Posted - 05/15/2013 :  07:41:37  Show Profile  Reply with Quote
Hi All

We currently run 3 SQL 2008R2 instances across 3 machines with about 250 Db's on each instance. As per usual we have a handful of users who feel that it okay to keep creating DB's on these instances so we are trying to prevent that unfortunitly they do need some level of access to the DB's to do various tasks (Queries,Backups,Restores and JDBC connections).

I took over these instances when our current DBA left so the initial setup was created and everyone in the organisation had SYSADMIN Server role...which i quickly removed...

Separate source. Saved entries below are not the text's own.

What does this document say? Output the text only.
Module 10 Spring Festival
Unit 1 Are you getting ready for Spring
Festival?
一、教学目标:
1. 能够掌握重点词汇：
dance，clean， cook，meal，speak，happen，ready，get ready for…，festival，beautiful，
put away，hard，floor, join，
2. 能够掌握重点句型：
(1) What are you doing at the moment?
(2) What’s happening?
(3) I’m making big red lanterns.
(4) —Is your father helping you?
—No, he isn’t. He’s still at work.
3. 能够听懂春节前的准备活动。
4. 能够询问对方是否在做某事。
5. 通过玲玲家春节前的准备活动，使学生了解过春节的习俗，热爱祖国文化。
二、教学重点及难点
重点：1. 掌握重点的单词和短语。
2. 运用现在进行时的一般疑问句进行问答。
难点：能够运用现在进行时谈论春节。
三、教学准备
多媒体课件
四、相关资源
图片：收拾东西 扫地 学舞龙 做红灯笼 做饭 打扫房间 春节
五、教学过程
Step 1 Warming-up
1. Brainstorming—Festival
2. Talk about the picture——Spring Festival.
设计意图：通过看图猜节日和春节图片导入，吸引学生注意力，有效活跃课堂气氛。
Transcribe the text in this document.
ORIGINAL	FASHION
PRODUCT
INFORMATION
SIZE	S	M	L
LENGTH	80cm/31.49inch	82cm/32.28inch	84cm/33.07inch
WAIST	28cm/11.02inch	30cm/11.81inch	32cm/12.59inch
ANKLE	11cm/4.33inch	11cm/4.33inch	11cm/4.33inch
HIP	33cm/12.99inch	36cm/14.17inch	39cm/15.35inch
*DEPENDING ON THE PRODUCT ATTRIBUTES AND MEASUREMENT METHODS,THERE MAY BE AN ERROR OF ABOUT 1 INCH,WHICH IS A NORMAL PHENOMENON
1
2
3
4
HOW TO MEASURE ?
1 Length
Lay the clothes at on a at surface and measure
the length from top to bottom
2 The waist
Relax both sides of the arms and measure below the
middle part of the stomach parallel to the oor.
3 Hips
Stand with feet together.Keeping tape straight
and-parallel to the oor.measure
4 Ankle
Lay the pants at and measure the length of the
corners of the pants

I have set up 2 AD groups, one for Admins (currently a team of 6 members who have full SYSAdmin roles) and one for Everyone else. From what i have read the easiest way to control the access if via the the Mapping option (which would involve setting up the mapping everytime a db is created or restored, current around 15DB's\pay) so after spending a few hours boggeling at the SQL Security poster i found the by Granting and denying certain Securables i was able to control the access at a higher level.

So what i did (For the everyone group)

GRANT:
Alter any database
Authenticate server
Connect SQL
Control server
View any database

DENY:
Create any database

And this works a treat to stop users creating Databases but still allowing them to take backups, however they aren't able to do restores and they are able to delete DB's which is why im here!


Does anyone know what securables i need to set to allow them to Backup\Restore\Query but not to Create\Delete?


User mapping is not a viable option as we don't have the hours to manage this.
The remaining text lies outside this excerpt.